Avancées russes majeures à l’Est

Les forces russes ont obtenu samedi d’importants succès militaires dans l’est de l’Ukraine, s’emparant totalement, à l’issue d’une bataille acharnée, de la ville stratégique de Severodonetsk et pénétrant dans celle voisine de Lyssytchansk, à l’entame du cinquième mois de conflit. Severodonetsk est " entièrement occupée par les Russes ", a ainsi reconnu en fin d’après-midi son maire Oleksandre Striouk, au lendemain de l’annonce par l’armée ukrainienne de son retrait de cette cité d’environ 100.000 habitants avant la guerre pour mieux défendre la localité de Lyssytchansk, située sur la rive opposée d’une rivière, la Donets.

 

Les séparatistes ont parallèlement déclaré avoir " pris le contrôle total de la zone industrielle de l’usine Azot " à Severodonetsk et être entrés avec les militaires russes à Lyssytchansk.

" Des combats de rue s’y déroulent actuellement ", ont-ils ajouté, sans qu’une confirmation de source indépendante puisse être obtenue dans l’immédiat.

Une progression sur le terrain cruciale pour la Russie, qui veut conquérir l’intégralité du bassin industriel du Donbass, déjà partiellement aux mains des séparatistes prorusses depuis 2014.

Kharkiv de nouveau la cible de missiles

L’armée russe a pour sa part dit avoir tué " jusqu’à 80 mercenaires polonais " dans un bombardement, détruisant aussi 20 véhicules blindés et huit lance-roquettes multiples Grad dans des tirs d’armes de haute précision sur l’usine de zinc Megatex à Konstantinovka, dans la région orientale de Donetsk.

Cette information n’était pas non plus vérifiable, tandis que Moscou assure fréquemment " éliminer des mercenaires " étrangers allés combattre en Ukraine.

Un bâtiment administratif détruit dans la ville de Bakhmout, non loin de Lyssytchansk.

 

A Kharkiv, la deuxième plus grande métropole d’Ukraine, qui résiste à la pression des troupes russes depuis le début de l’offensive, les missiles s’abattent à nouveau quotidiennement sur le centre-ville.

Dans la nuit de vendredi à samedi, l’un d’eux a touché un bâtiment administratif proche de l’hôtel où résidait une équipe de l’AFP et provoqué un incendie, selon les services de secours ukrainiens. L’immeuble avait déjà été bombardé auparavant. " Les Russes finissent ce qu’ils ont commencé ", a commenté samedi pour l’AFP un militaire sur place, qui n’a pas décliné son identité.

Dans le Sud, le ministère russe de la Défense a déclaré samedi que " plus de 300 militaires ukrainiens et mercenaires étrangers et 35 unités d’armes lourdes " avaient été " liquidés en une journée dans la région de Mykolaïv ".

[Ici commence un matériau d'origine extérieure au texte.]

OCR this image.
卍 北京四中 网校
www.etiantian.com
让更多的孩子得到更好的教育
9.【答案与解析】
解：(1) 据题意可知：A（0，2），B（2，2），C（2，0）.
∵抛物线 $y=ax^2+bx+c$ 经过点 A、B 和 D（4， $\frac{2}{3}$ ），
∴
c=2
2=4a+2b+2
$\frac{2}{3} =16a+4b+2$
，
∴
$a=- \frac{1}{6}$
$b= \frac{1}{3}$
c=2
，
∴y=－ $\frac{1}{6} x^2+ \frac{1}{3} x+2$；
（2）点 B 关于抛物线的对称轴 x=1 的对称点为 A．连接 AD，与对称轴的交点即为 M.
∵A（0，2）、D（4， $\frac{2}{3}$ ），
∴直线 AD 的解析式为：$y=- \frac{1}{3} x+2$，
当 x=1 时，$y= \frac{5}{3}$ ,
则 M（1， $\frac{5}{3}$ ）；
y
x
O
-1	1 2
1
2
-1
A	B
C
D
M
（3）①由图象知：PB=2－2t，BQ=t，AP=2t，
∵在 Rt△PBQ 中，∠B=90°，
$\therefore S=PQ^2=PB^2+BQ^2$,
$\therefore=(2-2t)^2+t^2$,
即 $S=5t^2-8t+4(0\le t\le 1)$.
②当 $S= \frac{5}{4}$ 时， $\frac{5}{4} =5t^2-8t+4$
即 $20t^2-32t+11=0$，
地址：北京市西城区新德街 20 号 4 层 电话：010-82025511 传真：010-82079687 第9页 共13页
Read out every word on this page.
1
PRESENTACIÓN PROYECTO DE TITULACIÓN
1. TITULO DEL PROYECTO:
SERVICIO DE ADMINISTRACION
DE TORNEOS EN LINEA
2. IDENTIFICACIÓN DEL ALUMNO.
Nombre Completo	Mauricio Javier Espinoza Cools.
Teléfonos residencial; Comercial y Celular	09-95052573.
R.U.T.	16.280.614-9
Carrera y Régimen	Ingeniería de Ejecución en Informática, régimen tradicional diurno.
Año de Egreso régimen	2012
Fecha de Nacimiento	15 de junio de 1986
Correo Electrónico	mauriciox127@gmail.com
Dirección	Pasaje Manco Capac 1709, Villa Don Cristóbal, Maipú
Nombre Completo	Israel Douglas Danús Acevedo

Un constat de " faiblesse "

Dans ce contexte, Kiev a fustigé la condamnation par les Russes du feu vert donné jeudi par l’UE à la candidature de l’Ukraine. " Tout ce qui reste à la Russie, c’est de cracher des menaces contre d’autres États après des décennies de politiques ratées basées sur l’agression, la coercition et le manque de respect. Cela ne fait que montrer la faiblesse de la Russie ", a affirmé sur Twitter le chef de la diplomatie ukrainienne, Dmytro Kouleba.

Vendredi, la diplomatie russe avait dénoncé la décision des Vingt-Sept de donner à l’Ukraine et la Moldavie le statut de candidat à l’UE, y voyant une manoeuvre géopolitique contre Moscou en pleine invasion de son voisin ukrainien.

Moscou avait dénoncé un " accaparement géopolitique " de l’espace de la Communauté des Etats Indépendants (CEI, rassemblant plusieurs pays de l’ex-URSS) pour " contenir la Russie ", assurant que " cette approche agressive de l’Union européenne a le potentiel de créer de nouveaux schismes et de nouvelles crises bien plus profondes en Europe ".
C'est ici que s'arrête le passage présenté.